Cuando llegaba a casa, Ariadna ya había salido a su trabajo de mesera en un restaurante de comida libanesa en la calle Orizaba, chamba con la que mantenía mi neurastenia (¿dónde andarás mecenas? Si lees esto, por favor, llama). Pasaba las tardes en la estéril vorágine de las horas muertas. Me leía un libro, un café me sorbía, me consumían los cigarros, me escuchaba Iván Ferreiro. Me sobraban horas en el reloj estropeado. A través del microondas accedía a espacios fosforescentes donde estaba de moda decir la verdad y pasear en bicicleta. Una sociedad perfecta de seres esquilmados por la profusión sincera de sus más lóbregos pensamientos. El gobierno del lugar promovía la verdad como arma arrojadiza con la que mantenía atemorizada a la población. Revoltosos activistas eran encarcelados por promover cambios sociales a través de la recuperación de su restringido derecho a proferir mentiras. Grupúsculos armados combatían al ejército que defendía la verdad contra la mentira insurgente, que abogaba que otro mundo mejor todavía era posible. Aquel mismo día, un hombre había hecho estallar una bicicleta-bomba frente al Ministerio de la Certeza. Otros preferían pedalear hasta un acantilado cercano, incapaces de soportar la verdad constante, la verdad plúmbea, la incorruptible verdad. Hemos nacido para nada, deja lo que estés haciendo, se escuchaba en los altavoces colocados en las calles por el comité de la Sinceridad Suprema, órgano religioso de aquel espacio fosforescente del que regresaba cuando Ariadna entraba por la puerta.

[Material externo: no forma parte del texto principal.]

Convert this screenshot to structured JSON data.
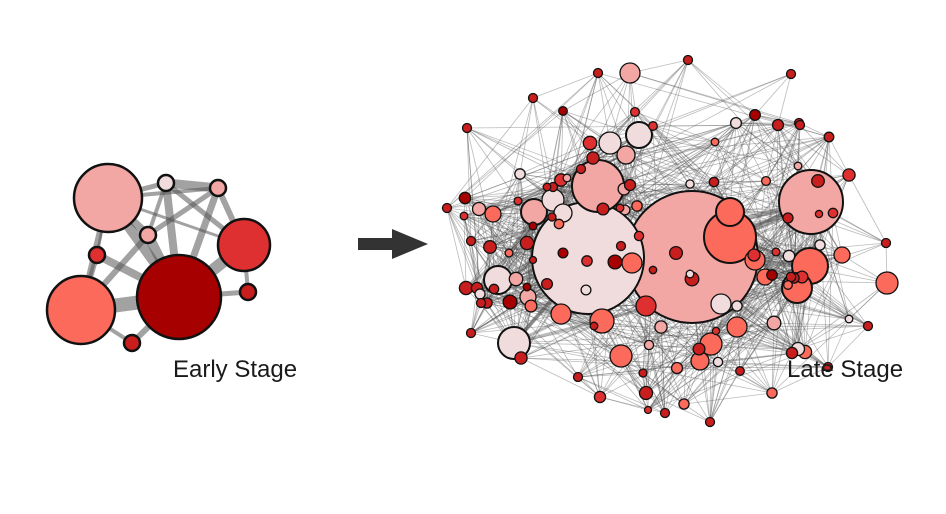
{
  "labels": {
    "early": "Early Stage",
    "late": "Late Stage"
  },
  "colors": {
    "edge": "#555555",
    "node_stroke": "#111111",
    "arrow": "#333333",
    "palette": [
      "#f0dcdc",
      "#f2a7a4",
      "#fb6a5a",
      "#de3030",
      "#c81e1e",
      "#a60000"
    ]
  },
  "early_network": {
    "node_count": 9,
    "description_colors": [
      "light pink",
      "pale",
      "dark red",
      "salmon",
      "crimson"
    ]
  },
  "late_network": {
    "node_count": 120
  }
}
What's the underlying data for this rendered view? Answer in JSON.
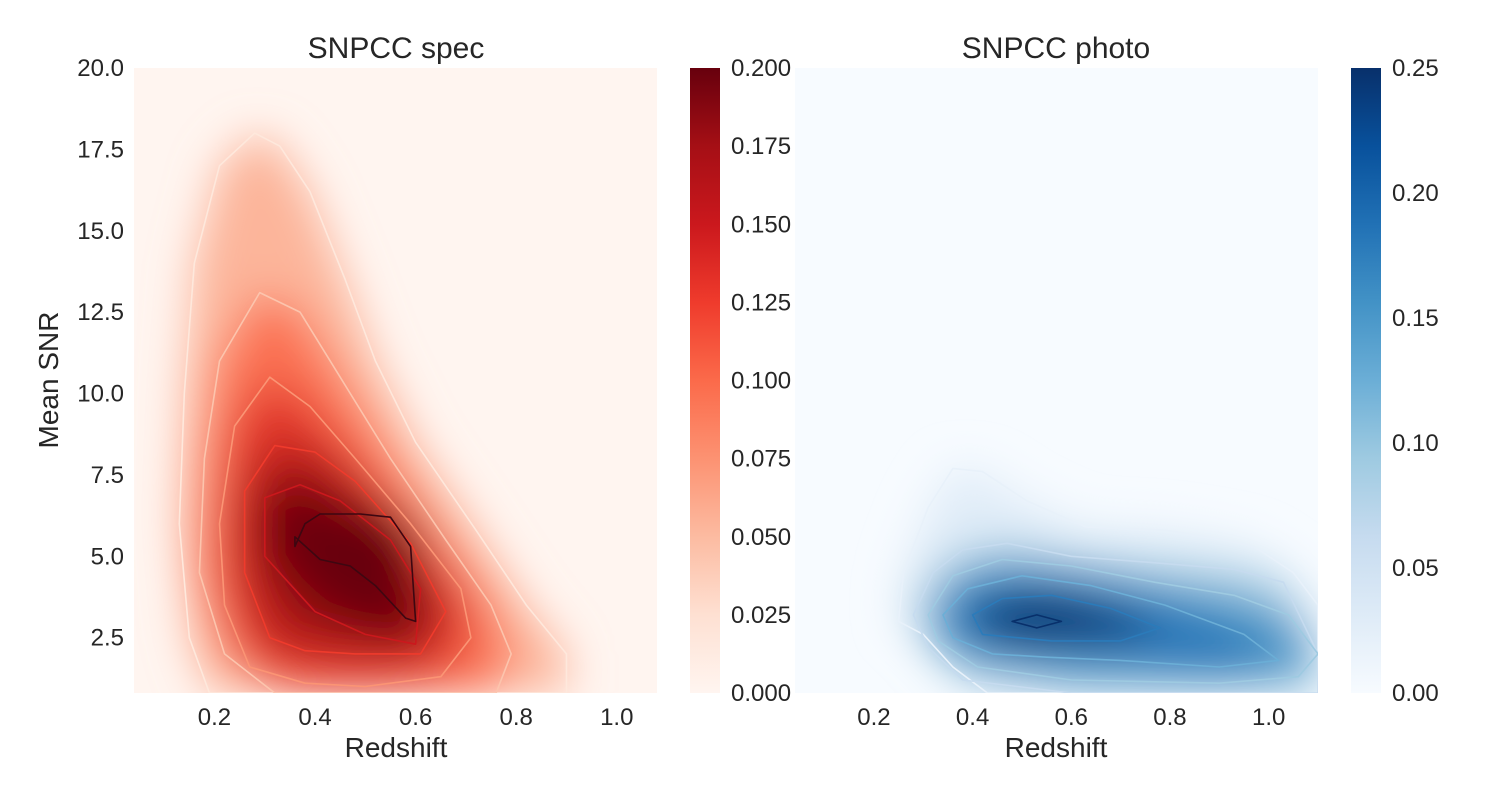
{
  "chart_data": [
    {
      "type": "heatmap",
      "title": "SNPCC spec",
      "xlabel": "Redshift",
      "ylabel": "Mean SNR",
      "colormap": "Reds",
      "xlim": [
        0.04,
        1.08
      ],
      "ylim": [
        0.8,
        20.0
      ],
      "x_ticks": [
        "0.2",
        "0.4",
        "0.6",
        "0.8",
        "1.0"
      ],
      "y_ticks": [
        "2.5",
        "5.0",
        "7.5",
        "10.0",
        "12.5",
        "15.0",
        "17.5",
        "20.0"
      ],
      "colorbar_range": [
        0.0,
        0.2
      ],
      "colorbar_ticks": [
        "0.000",
        "0.025",
        "0.050",
        "0.075",
        "0.100",
        "0.125",
        "0.150",
        "0.175",
        "0.200"
      ],
      "density_peak": {
        "x": 0.5,
        "y": 5.2,
        "value": 0.19
      },
      "contours": [
        {
          "level": 0.02,
          "color": "#fee8dc",
          "points": [
            [
              0.19,
              0.8
            ],
            [
              0.15,
              2.5
            ],
            [
              0.13,
              6.0
            ],
            [
              0.14,
              10.0
            ],
            [
              0.16,
              14.0
            ],
            [
              0.21,
              17.0
            ],
            [
              0.28,
              18.0
            ],
            [
              0.33,
              17.6
            ],
            [
              0.39,
              16.2
            ],
            [
              0.46,
              13.5
            ],
            [
              0.52,
              11.0
            ],
            [
              0.6,
              8.5
            ],
            [
              0.72,
              5.8
            ],
            [
              0.82,
              3.5
            ],
            [
              0.9,
              2.0
            ],
            [
              0.9,
              0.8
            ]
          ]
        },
        {
          "level": 0.05,
          "color": "#fcc4ad",
          "points": [
            [
              0.32,
              0.8
            ],
            [
              0.22,
              2.0
            ],
            [
              0.17,
              4.5
            ],
            [
              0.18,
              8.0
            ],
            [
              0.21,
              11.0
            ],
            [
              0.29,
              13.1
            ],
            [
              0.37,
              12.5
            ],
            [
              0.45,
              10.5
            ],
            [
              0.55,
              8.0
            ],
            [
              0.66,
              5.5
            ],
            [
              0.75,
              3.5
            ],
            [
              0.79,
              2.0
            ],
            [
              0.76,
              0.8
            ]
          ]
        },
        {
          "level": 0.085,
          "color": "#fb9474",
          "points": [
            [
              0.27,
              1.6
            ],
            [
              0.22,
              3.5
            ],
            [
              0.21,
              6.0
            ],
            [
              0.24,
              9.0
            ],
            [
              0.31,
              10.5
            ],
            [
              0.39,
              9.6
            ],
            [
              0.48,
              8.0
            ],
            [
              0.59,
              6.0
            ],
            [
              0.69,
              4.0
            ],
            [
              0.71,
              2.5
            ],
            [
              0.65,
              1.3
            ],
            [
              0.5,
              1.0
            ],
            [
              0.38,
              1.1
            ]
          ]
        },
        {
          "level": 0.12,
          "color": "#ef3b2c",
          "points": [
            [
              0.31,
              2.5
            ],
            [
              0.26,
              4.5
            ],
            [
              0.26,
              7.0
            ],
            [
              0.32,
              8.4
            ],
            [
              0.4,
              8.2
            ],
            [
              0.48,
              7.3
            ],
            [
              0.59,
              5.4
            ],
            [
              0.66,
              3.3
            ],
            [
              0.61,
              2.0
            ],
            [
              0.48,
              2.0
            ],
            [
              0.38,
              2.1
            ]
          ]
        },
        {
          "level": 0.15,
          "color": "#cb181d",
          "points": [
            [
              0.3,
              5.0
            ],
            [
              0.3,
              6.8
            ],
            [
              0.37,
              7.2
            ],
            [
              0.45,
              6.7
            ],
            [
              0.55,
              5.5
            ],
            [
              0.61,
              4.0
            ],
            [
              0.6,
              2.3
            ],
            [
              0.5,
              2.6
            ],
            [
              0.4,
              3.3
            ]
          ]
        },
        {
          "level": 0.18,
          "color": "#3d0711",
          "points": [
            [
              0.36,
              5.3
            ],
            [
              0.38,
              6.0
            ],
            [
              0.41,
              6.3
            ],
            [
              0.49,
              6.3
            ],
            [
              0.55,
              6.2
            ],
            [
              0.59,
              5.3
            ],
            [
              0.6,
              3.0
            ],
            [
              0.58,
              3.1
            ],
            [
              0.52,
              4.1
            ],
            [
              0.47,
              4.7
            ],
            [
              0.41,
              4.9
            ],
            [
              0.36,
              5.6
            ]
          ]
        }
      ]
    },
    {
      "type": "heatmap",
      "title": "SNPCC photo",
      "xlabel": "Redshift",
      "ylabel": "",
      "colormap": "Blues",
      "xlim": [
        0.04,
        1.1
      ],
      "ylim": [
        0.8,
        20.0
      ],
      "x_ticks": [
        "0.2",
        "0.4",
        "0.6",
        "0.8",
        "1.0"
      ],
      "y_ticks": [],
      "colorbar_range": [
        0.0,
        0.25
      ],
      "colorbar_ticks": [
        "0.00",
        "0.05",
        "0.10",
        "0.15",
        "0.20",
        "0.25"
      ],
      "density_peak": {
        "x": 0.54,
        "y": 3.0,
        "value": 0.24
      },
      "contours": [
        {
          "level": 0.03,
          "color": "#e8f1fa",
          "points": [
            [
              0.43,
              0.8
            ],
            [
              0.36,
              1.6
            ],
            [
              0.3,
              2.6
            ],
            [
              0.25,
              3.0
            ],
            [
              0.26,
              4.5
            ],
            [
              0.31,
              6.5
            ],
            [
              0.36,
              7.7
            ],
            [
              0.42,
              7.6
            ],
            [
              0.51,
              6.7
            ],
            [
              0.63,
              5.9
            ],
            [
              0.79,
              5.8
            ],
            [
              0.91,
              5.5
            ],
            [
              0.97,
              5.3
            ],
            [
              1.05,
              4.5
            ],
            [
              1.1,
              3.5
            ],
            [
              1.1,
              0.8
            ]
          ]
        },
        {
          "level": 0.07,
          "color": "#c6dbef",
          "points": [
            [
              0.38,
              1.2
            ],
            [
              0.31,
              2.2
            ],
            [
              0.28,
              3.2
            ],
            [
              0.32,
              4.5
            ],
            [
              0.38,
              5.2
            ],
            [
              0.47,
              5.4
            ],
            [
              0.6,
              5.0
            ],
            [
              0.77,
              4.8
            ],
            [
              0.93,
              4.6
            ],
            [
              1.03,
              4.2
            ],
            [
              1.1,
              2.0
            ],
            [
              1.1,
              0.8
            ],
            [
              0.9,
              0.8
            ],
            [
              0.6,
              0.8
            ]
          ]
        },
        {
          "level": 0.12,
          "color": "#9ecae1",
          "points": [
            [
              0.41,
              1.6
            ],
            [
              0.33,
              2.4
            ],
            [
              0.31,
              3.2
            ],
            [
              0.36,
              4.4
            ],
            [
              0.46,
              4.9
            ],
            [
              0.6,
              4.7
            ],
            [
              0.77,
              4.2
            ],
            [
              0.93,
              3.8
            ],
            [
              1.04,
              3.2
            ],
            [
              1.1,
              2.0
            ],
            [
              1.06,
              1.3
            ],
            [
              0.9,
              1.1
            ],
            [
              0.6,
              1.2
            ]
          ]
        },
        {
          "level": 0.16,
          "color": "#6baed6",
          "points": [
            [
              0.44,
              2.0
            ],
            [
              0.36,
              2.5
            ],
            [
              0.34,
              3.2
            ],
            [
              0.39,
              4.0
            ],
            [
              0.5,
              4.4
            ],
            [
              0.64,
              4.1
            ],
            [
              0.79,
              3.5
            ],
            [
              0.95,
              2.6
            ],
            [
              1.02,
              1.8
            ],
            [
              0.9,
              1.6
            ],
            [
              0.7,
              1.8
            ],
            [
              0.55,
              1.9
            ]
          ]
        },
        {
          "level": 0.2,
          "color": "#2b7bba",
          "points": [
            [
              0.42,
              2.6
            ],
            [
              0.4,
              3.2
            ],
            [
              0.46,
              3.7
            ],
            [
              0.56,
              3.8
            ],
            [
              0.68,
              3.4
            ],
            [
              0.78,
              2.8
            ],
            [
              0.7,
              2.4
            ],
            [
              0.56,
              2.4
            ]
          ]
        },
        {
          "level": 0.235,
          "color": "#08306b",
          "points": [
            [
              0.48,
              3.0
            ],
            [
              0.53,
              3.2
            ],
            [
              0.58,
              3.0
            ],
            [
              0.53,
              2.8
            ]
          ]
        }
      ]
    }
  ]
}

“¿Qué? Otro día poniendo orden al Universo”, me decía con socarrona ternura mientras lanzaba su gabardina al suelo. Sin pedir permiso, se recostaba a mi lado en el diván. El molesto roce de su piel me devolvía a la vida por un momento. Cenábamos comida libanesa que ella robaba a unos cristianos de Beirut. Mientras, me narraba con ojos asustados su huída de aquel día. Ariadna sufría de manía persecutoria, una psicosis que me parecía divertida. Caminaba zigzagueante las aceras para despistar a sus fantasmas. Se sentía perseguida por fotógrafos de National Geografic, hordas de ambulantes o sucios gatos que le esperaban a la salida del trabajo. Le aconsejaba que anduviera de espaldas y que tuviera cuidado al doblar las esquinas. Después de cenar, Ariadna susurraba sus quejas por miedo a que las escucharan sus perseguidores. Levantaba discreta sus talones al caminar hasta la cocina donde, sin prender la luz, disolvía su vida en pastillas. Discreta presencia del que huye para no estar más consigo.
Después, otra noche: último polvo, último cigarro, mirada de ultratumba y la Biblia abierta por San Pedro. Mañana despertaría muerto. Aquella sensación fue pasajera -tres o cuatro meses- días felices comparados con éstos, en los que he aceptado el trato: yo ya no pienso y ellos me pagan un sueldo. Desde entonces sufro insomnio. No por miedo a dormir y morir en el sueño, si no por lo contrario: detesto asumir que muero y abrir los ojos de nuevo. Equilibrista dando brincos en cuerda floja sobre el abismo, la agridulce congoja de saberse vivo. Eso que otros llaman futuro.